Tyron reached up and straightened his shirt.
“I’m not going to do any of that, Georg. I won’t invade your thoughts, I won’t force you to do anything you don’t want to, I won’t interfere with your Class, and if you wish to leave, I will help you. I don’t have any wish for you, Briss or Richard, other than helping to make up for the lack of Necromantic knowledge that I have struggled with.”
He finished straightening Georg’s shirt and stepped back, clapping him gently on the shoulder.
“As long as you don’t get in my way, you have nothing to fear from me, Georg. You’ve come a long way. A little longer, hit silver rank, then you’ll be strong enough to make it on your own, if that’s what you want.”
Unsure what to say, Georg nodded stiffly and left the room. In the heavy silence that lingered once the door had closed, Tyron reflected on the conversation. He hadn’t handled it well, he knew that much, but he wasn’t sure how to deal with things like this. Magick was his speciality, not people. All he could do was try to show Georg that he was valued just as he was, and that he was taken seriously, while also letting him know that interference, for whatever reason, would not be tolerated.
He should get Elsbeth to talk to him.
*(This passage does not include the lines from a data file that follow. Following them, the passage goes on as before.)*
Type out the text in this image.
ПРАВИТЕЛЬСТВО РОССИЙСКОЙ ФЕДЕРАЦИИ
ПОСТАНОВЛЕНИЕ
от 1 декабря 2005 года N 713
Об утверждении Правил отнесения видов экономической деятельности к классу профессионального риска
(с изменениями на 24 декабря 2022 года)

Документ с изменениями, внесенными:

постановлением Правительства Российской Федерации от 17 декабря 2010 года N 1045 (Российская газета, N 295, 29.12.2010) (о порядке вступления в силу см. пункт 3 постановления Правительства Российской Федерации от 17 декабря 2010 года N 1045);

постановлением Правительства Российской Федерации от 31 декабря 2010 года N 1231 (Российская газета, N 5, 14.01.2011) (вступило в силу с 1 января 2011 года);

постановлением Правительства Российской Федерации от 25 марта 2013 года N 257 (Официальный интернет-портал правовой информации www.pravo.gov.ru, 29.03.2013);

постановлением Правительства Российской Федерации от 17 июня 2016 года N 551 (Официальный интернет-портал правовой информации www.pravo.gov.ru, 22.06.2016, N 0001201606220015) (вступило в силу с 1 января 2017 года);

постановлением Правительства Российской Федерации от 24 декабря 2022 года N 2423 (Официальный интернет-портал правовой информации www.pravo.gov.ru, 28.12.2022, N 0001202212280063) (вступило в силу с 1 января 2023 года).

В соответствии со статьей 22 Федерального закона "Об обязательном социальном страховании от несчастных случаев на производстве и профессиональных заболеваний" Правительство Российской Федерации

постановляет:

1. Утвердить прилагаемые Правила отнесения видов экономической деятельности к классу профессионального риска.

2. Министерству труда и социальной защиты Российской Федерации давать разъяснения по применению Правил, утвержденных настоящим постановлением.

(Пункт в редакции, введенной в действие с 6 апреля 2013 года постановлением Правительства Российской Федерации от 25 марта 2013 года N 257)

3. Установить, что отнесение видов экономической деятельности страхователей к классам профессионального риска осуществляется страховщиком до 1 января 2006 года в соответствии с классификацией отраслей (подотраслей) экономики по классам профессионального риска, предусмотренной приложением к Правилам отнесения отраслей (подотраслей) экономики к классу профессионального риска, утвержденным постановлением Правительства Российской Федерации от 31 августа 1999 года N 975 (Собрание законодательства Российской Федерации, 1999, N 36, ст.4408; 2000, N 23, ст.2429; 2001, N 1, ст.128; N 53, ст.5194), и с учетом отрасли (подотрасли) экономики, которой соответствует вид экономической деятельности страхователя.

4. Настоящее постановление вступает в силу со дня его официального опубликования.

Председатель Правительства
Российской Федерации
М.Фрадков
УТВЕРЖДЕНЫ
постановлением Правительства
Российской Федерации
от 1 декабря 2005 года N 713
She was exceptionally busy these days, but she was a much better talker than he’d ever been.
Turning back to the desk with the notes on it, and now the scroll that Georg had uncovered, Tyron chuckled to himself. His student had once again proven his worth, uncovering this little nugget.
He brushed the scroll aside and looked at the ancient diagram beneath, still smiling.
“So that’s why your wings were so poor, Arihnan,” he said, “they weren’t yours at all!”